Essa discussão sobre direitos e deveres deveria ocupar um espaço muito maior no debate público. O fato é que estamos há décadas inebriados com um sentido menor da ação política, de cunho essencialmente demagógico e não propriamente democrático, uma vez que direitos de alguns acabam por comprometer os direitos de todos. E mais: se há direitos para uns é por que deve haver deveres para outros. Entre as últimas manifestações por direitos, tomemos como exemplo as mais recentes de caminhoneiros em pelo menos dez estados. Mesmo que as reivindicações do momento sejam das mais justas para a categoria, é claro que a interrupção do fluxo de veículos em vias públicas, seja uma rua, avenida, estrada ou rodovia é ilegal. E, com certeza, muito perigosa por causa do alto risco de acidentes. Infelizmente, o noticiário fica por aí e não avança numa outra questão, o pedágio cobrado pelas concessionárias nessas circunstâncias.

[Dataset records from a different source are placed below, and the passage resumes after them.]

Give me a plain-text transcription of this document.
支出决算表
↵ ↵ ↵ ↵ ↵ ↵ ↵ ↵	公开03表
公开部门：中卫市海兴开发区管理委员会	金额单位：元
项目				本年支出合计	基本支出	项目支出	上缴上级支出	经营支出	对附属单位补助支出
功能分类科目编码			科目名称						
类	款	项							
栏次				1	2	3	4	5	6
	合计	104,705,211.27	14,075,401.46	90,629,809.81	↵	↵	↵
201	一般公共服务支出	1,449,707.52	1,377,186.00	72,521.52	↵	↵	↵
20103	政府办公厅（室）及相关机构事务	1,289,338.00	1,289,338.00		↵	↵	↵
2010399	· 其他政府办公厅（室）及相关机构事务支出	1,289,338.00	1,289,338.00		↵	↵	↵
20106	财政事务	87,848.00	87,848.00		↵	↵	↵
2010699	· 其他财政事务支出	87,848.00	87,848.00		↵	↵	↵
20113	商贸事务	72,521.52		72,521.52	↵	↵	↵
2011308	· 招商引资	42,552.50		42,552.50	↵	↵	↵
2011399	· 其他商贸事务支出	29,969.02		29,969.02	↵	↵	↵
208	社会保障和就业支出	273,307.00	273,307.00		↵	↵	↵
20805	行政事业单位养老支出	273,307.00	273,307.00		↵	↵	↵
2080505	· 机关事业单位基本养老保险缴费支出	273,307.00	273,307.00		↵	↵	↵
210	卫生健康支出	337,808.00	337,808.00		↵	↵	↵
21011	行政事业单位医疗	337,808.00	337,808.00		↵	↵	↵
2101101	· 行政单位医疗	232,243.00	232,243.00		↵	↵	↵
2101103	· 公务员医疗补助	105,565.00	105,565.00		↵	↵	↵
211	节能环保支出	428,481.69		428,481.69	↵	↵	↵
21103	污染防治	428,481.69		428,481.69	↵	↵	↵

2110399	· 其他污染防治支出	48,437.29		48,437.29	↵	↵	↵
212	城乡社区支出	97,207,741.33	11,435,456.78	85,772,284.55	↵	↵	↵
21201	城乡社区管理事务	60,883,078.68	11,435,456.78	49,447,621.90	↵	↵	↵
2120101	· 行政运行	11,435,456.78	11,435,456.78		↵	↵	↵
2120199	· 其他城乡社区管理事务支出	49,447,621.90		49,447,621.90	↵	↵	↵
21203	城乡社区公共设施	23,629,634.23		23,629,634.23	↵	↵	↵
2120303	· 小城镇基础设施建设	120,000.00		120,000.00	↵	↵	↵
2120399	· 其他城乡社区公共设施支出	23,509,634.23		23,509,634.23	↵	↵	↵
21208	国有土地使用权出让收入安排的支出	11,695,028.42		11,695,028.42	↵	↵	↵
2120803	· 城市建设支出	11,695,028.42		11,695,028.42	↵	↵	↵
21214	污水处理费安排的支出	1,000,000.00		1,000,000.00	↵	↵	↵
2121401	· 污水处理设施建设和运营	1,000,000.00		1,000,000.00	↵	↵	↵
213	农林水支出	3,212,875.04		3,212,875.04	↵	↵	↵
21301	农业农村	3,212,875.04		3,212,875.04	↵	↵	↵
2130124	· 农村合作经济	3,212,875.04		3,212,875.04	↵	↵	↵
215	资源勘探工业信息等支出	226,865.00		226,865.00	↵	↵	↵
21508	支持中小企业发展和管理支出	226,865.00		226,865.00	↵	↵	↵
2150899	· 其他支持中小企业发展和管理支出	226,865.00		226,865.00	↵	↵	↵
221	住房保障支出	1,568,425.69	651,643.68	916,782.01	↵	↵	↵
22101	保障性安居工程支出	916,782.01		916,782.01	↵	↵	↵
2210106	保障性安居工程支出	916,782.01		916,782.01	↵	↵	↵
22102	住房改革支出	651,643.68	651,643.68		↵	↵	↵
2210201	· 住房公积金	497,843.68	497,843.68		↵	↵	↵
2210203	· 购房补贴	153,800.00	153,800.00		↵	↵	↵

Se a concessionária tem o direito de cobrar pela garantia de segurança e de fluidez de trânsito na rodovia sob seus cuidados, tem também uma série de deveres legais que o noticiário não cobre, não questiona e não conscientiza os cidadãos para o fato. Da mesma forma, se os caminhoneiros têm o direito à liberdade de se manifestar, têm também o dever de não impedir o livre ir e vir dos demais cidadãos. Dois direitos pétreos da alegada “Constituição cidadã”, livre expressão e livre trânsito, sem a menção dos deveres cívicos de todos os cidadãos para sua efetiva garantia.
Há alguns anos, eu mesmo sofri na pele esse desentendimento de direitos e deveres, que caracteriza nossa baixa cultura política, ao ficar preso numa rodovia no interior do estado do Rio de Janeiro, bloqueada por manifestantes que reivindicavam a construção de mais passarelas na via.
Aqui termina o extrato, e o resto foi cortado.